Mit der Stellungnahme zum Rezo-Video versucht eine mittlerweile von YT-Punks fast ignorierte Bundes-SPD doch noch anschlussfähig für den politischen Diskurs zu werden. Und hier im Ortsverband Biblis, Sie können sich davon überzeugen, “brilliert” die SPD auf ihrer Homepage mit Ostereiersuchen, Eichbaumfest, Weihnachtsfeiern und Neujahrsempfang. Politische Botschaft von der Basis ans geneigte Volk: Wir können feiern wie wir. Wir sind wie ihr. Nur zu sagen haben wir euch nichts. Es sei denn, dass ihr uns wählen sollt. Das ist das eigentliche Problem der SPD. Sie hat dem Wahlvolk nichts zu sagen. Die Absonderungen der Berliner SPD sind Raumschiffgequatsche, das eigentlich nur noch die hartgesottenen Sozen bei der Stange hält.

Johannes Schuster / 29.05.2019

Wo sollen hier fähige Köpfe herkommen ? Aus deutschen Familien, wo es nur ums Geldverdienen geht ? Dann die Gymnasien, wo man jeden stotternden Fellachen durchzieht - ehemalige Wurstverkäuferinnen ohne jede Allgemeinbildung mit diesen ganzen debilen Bildungsplänen. Ganz einfach liebe Teutonen: Wo wollt Ihr in einem verlotterten Misthaufen wo sich alle Halme gegenseitig protegieren fähige Leute hernehmen ? Conditio sine qua non erit. Da braucht man auch journalistisch nicht drüber lamentieren, es ist selbstverschuldet so, ändern oder hinnehmen !

Wolfgang Kaufmann / 29.05.2019

SPD? Ist das Kunst oder kann das weg?

P.Gross / 29.05.2019

Symptomatisch für den Zustand der Sozialdemokratischen Partei (Deutschlands….ist das jetzt nicht Nazi?) ist der jüngste Auftritt des Andrea Nahles in Bremen. Wie ein Kater auf dem heissen Blechdach. Vulgo: Veitstanz. Diese Partei ist völlig perforiert - fremdschämen ist da schon eine Mammutbeschäftigung.

Mark Schild / 29.05.2019

Dieter Hildebrandt, der sein Leben lang überzeugter Sozialdemokrat war: “Das 20.Jahrhundert war das Zeitalter der Sozialdemokratie, sie wird im 21.Jahrhundert untergehen.”

Viola Heyer / 29.05.2019

Martin Schulz ist ein Unikat.

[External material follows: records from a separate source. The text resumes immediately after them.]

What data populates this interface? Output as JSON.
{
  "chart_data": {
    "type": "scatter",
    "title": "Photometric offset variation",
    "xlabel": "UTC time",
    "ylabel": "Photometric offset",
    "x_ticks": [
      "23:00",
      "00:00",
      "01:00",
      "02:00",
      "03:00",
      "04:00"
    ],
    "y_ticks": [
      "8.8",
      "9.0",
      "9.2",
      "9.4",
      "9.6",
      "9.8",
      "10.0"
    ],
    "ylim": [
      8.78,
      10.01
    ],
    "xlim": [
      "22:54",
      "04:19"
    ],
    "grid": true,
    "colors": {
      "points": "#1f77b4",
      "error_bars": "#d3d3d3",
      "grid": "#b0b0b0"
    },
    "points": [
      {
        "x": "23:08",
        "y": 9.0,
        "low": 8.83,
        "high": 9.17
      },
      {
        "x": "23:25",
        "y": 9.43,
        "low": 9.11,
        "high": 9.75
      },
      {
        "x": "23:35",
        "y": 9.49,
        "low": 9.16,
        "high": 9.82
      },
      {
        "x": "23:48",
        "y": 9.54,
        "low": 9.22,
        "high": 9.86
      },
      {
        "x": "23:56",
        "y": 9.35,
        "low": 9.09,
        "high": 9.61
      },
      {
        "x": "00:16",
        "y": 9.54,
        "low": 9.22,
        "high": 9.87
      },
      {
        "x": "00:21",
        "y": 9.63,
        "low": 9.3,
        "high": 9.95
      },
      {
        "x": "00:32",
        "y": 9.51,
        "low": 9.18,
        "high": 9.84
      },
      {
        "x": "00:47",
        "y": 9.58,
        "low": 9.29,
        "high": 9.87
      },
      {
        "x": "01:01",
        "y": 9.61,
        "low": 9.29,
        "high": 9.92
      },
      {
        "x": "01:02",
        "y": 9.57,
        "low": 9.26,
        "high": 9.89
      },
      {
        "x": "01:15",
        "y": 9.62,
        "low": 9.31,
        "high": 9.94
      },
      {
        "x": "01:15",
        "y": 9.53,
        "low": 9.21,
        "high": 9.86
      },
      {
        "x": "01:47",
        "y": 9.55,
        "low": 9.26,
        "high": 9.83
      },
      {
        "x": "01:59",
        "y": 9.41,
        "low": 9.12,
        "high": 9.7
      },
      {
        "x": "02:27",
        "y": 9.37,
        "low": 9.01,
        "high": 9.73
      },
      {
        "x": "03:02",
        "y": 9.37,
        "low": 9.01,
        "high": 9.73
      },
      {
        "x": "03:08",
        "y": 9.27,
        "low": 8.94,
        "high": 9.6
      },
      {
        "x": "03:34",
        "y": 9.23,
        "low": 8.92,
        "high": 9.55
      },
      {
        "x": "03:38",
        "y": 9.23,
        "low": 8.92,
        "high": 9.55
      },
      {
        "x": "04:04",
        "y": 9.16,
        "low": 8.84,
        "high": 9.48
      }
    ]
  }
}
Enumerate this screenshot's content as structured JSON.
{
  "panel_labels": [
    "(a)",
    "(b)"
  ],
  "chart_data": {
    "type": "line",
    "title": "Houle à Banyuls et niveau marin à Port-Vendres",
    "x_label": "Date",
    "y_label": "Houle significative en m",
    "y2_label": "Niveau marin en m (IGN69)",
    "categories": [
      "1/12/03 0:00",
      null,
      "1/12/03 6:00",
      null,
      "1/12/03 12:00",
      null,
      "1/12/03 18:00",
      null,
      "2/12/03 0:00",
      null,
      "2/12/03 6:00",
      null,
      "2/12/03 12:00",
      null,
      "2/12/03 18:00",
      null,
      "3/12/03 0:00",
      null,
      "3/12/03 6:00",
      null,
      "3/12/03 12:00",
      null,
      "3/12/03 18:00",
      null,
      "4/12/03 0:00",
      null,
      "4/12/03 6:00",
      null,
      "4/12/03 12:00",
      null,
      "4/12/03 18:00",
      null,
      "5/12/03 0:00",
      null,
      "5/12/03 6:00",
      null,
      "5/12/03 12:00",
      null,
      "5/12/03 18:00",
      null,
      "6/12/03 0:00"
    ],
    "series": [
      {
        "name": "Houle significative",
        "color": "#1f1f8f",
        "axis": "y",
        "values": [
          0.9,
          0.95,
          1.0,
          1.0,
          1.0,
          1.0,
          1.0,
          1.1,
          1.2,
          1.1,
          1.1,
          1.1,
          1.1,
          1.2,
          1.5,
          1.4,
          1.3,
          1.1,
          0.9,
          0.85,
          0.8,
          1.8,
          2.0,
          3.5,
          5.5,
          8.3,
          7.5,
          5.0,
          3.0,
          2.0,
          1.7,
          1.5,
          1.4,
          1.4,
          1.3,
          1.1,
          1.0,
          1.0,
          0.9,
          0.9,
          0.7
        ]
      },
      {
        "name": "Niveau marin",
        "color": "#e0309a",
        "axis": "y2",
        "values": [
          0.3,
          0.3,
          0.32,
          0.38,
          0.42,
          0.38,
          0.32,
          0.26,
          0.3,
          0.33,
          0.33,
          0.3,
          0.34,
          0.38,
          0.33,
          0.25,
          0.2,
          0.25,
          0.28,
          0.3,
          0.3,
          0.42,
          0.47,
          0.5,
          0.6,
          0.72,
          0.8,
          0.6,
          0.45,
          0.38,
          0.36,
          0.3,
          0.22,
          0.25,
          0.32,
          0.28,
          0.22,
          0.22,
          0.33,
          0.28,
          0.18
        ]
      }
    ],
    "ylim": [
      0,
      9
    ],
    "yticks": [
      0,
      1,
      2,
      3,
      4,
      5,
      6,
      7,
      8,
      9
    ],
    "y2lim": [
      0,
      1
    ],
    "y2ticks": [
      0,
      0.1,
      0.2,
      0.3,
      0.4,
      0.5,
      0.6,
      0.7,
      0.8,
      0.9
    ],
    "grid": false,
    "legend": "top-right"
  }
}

Ein solches Maß an Selbstüberschätzung und Machtgier bei arg limitierten Fähigkeiten ist auch in seiner Berufsgruppe selten zu finden.

Monique Basson / 29.05.2019

Die SPD ist zu einer feministischen Splitterpartei verkommen. Ich kann sie weder hassen noch verachten. Zum Glück gibt es dafür die Grünen.